The European Parliament has approved in full today the law on public disclosure of data on ship efficiency, sustainable transport group Transport & Environment (T&E) informed.
“The public disclosure of fuel efficiency data will enhance competition for the best ships and routes, which in turn will trigger market forces that will result in fuel savings. The measure is a stepping stone to CO2 targets that will start delivering much-needed cuts to shipping’s ever-growing emissions,” T&E said commenting on the decision.
The Monitoring Reporting and Verification (MRV) regulation will require ship operators to publicly report information on the environmental performance of ships.
Cargo owners and ship operators have been crying out for efficiency data, as the more cargo a ship can carry using the same amount of fuel, the more efficient, cleaner and cheaper the service.
However, according to T&E, fuel efficiency improvements will be offset by the increase in transport demand. In its latest greenhouse gas (GHG) study the UN’s shipping body, the IMO, projects a 50 to 250% rise in shipping emissions by 2050.
“This law is expected to produce a virtuous circle of increased transparency, increased competition and greater fuel efficiency. But this is where our cheering stops. Given that the sector’s rapid growth is set to outstrip efficiency gains, only CO2 targets under the EU’s 2030 plan and Energy Union can deliver actual emissions cuts,” commented Sotiris Raptis, clean shipping officer at T&E.
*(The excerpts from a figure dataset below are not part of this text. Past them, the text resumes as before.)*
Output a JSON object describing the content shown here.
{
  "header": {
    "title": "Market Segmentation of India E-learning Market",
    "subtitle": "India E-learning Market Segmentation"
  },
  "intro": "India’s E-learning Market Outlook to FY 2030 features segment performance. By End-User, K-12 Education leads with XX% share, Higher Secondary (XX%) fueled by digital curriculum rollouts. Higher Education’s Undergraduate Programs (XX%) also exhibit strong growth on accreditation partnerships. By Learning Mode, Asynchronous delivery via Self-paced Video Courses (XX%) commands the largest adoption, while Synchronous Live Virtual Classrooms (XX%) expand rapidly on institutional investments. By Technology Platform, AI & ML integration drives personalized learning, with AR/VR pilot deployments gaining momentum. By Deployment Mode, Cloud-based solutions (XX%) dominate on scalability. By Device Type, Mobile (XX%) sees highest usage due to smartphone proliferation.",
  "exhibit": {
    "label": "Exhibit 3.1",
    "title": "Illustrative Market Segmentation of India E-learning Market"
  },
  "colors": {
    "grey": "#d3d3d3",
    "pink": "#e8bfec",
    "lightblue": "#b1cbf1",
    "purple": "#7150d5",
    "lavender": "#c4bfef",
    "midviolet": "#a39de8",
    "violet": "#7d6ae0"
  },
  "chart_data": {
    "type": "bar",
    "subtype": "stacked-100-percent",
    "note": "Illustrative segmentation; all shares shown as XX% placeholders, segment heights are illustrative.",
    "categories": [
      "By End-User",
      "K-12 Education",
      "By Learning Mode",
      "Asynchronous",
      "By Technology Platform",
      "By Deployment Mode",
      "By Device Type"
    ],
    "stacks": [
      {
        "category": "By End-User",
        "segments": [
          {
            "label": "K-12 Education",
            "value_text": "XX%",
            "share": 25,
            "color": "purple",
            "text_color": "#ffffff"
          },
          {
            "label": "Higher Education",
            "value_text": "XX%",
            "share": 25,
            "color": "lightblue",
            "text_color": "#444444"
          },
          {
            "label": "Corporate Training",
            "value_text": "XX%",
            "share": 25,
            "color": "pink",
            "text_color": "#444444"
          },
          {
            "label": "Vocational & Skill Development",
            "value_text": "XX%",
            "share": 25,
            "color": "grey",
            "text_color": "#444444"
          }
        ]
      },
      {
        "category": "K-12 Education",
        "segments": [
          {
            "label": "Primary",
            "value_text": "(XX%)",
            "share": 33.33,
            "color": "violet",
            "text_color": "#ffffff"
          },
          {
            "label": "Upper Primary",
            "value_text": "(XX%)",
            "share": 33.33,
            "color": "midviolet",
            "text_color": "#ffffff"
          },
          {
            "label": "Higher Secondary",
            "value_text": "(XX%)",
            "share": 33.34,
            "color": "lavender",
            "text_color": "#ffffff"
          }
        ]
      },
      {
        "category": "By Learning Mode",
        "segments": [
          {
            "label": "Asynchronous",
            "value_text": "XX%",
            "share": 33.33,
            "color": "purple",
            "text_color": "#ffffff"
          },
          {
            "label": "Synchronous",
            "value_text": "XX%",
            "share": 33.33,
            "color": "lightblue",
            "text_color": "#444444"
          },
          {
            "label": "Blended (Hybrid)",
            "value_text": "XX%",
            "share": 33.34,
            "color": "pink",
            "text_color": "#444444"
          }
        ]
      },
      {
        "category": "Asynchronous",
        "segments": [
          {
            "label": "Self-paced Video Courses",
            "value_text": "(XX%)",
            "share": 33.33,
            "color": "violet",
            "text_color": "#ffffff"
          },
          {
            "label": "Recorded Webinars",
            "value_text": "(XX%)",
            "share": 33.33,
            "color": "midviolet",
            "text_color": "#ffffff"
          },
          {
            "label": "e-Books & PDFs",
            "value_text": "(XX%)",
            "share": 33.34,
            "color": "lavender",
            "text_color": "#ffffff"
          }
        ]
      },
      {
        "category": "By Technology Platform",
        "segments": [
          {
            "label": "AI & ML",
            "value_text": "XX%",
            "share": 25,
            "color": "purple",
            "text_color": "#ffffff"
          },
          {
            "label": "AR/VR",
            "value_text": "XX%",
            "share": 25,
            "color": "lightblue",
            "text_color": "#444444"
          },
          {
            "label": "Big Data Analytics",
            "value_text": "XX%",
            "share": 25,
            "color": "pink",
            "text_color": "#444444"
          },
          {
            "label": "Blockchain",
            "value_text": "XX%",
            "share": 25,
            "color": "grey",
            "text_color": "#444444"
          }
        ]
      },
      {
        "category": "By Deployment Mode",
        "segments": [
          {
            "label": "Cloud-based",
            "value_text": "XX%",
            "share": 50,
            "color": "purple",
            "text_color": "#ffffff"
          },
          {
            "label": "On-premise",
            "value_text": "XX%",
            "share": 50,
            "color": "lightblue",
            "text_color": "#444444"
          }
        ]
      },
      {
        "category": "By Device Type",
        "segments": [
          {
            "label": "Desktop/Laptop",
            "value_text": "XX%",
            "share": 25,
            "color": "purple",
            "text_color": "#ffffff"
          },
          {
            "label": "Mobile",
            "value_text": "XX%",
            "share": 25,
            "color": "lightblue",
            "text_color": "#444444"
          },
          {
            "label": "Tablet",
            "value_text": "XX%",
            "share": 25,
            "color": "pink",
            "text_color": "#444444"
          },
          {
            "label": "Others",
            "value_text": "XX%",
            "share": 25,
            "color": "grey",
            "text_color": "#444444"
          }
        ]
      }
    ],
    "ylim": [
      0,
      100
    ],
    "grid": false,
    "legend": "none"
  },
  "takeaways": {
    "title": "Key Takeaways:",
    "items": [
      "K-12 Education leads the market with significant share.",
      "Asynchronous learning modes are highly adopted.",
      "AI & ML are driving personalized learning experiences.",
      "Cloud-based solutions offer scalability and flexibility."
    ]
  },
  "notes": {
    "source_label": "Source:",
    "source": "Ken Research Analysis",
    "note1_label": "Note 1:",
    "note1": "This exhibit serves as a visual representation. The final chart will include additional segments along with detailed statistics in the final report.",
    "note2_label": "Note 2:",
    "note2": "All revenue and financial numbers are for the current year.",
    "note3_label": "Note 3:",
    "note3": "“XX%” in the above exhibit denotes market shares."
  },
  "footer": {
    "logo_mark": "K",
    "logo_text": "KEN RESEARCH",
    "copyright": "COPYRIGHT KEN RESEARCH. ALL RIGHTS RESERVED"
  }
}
EU governments will have an opportunity to support a global CO2 target for the sector when the IMO’s environment committee (MEPC) debates a submission from the Marshall Islands in two weeks time.
“The Marshall Islands, the existence of which is threatened by rising sea levels, has called for a global reduction target on maritime carbon emissions. When the holders of the world’s third largest shipping registry can see the existential threat posed by rising shipping emissions, it’s time for European nations to step up to the plate and support definitive action at the IMO,” Raptis concluded.
Currently ships are responsible for over 3% of global greenhouse gas (GHG) emissions. If these emissions were reported as a country, maritime transport would be Europe’s eighth largest emitter. According to the latest IMO study on GHG emissions from ships, under a business-as-usual scenario, shipping could represent 10% of global GHG emissions by 2050.
Chairman of the International Chamber of Shipping, Masamichi Morooka, warned of the implications of the EU’s decision to pre-empt the current IMO negotiations on a global data collection on shipping’s CO2 emissions by adopting a unilateral, regional RMV of individual ship emissions, which will also apply to non-EU flag ships trading to Europe, saying that the initiative might be seen by non-EU nations as an attempt to present them with a done deal.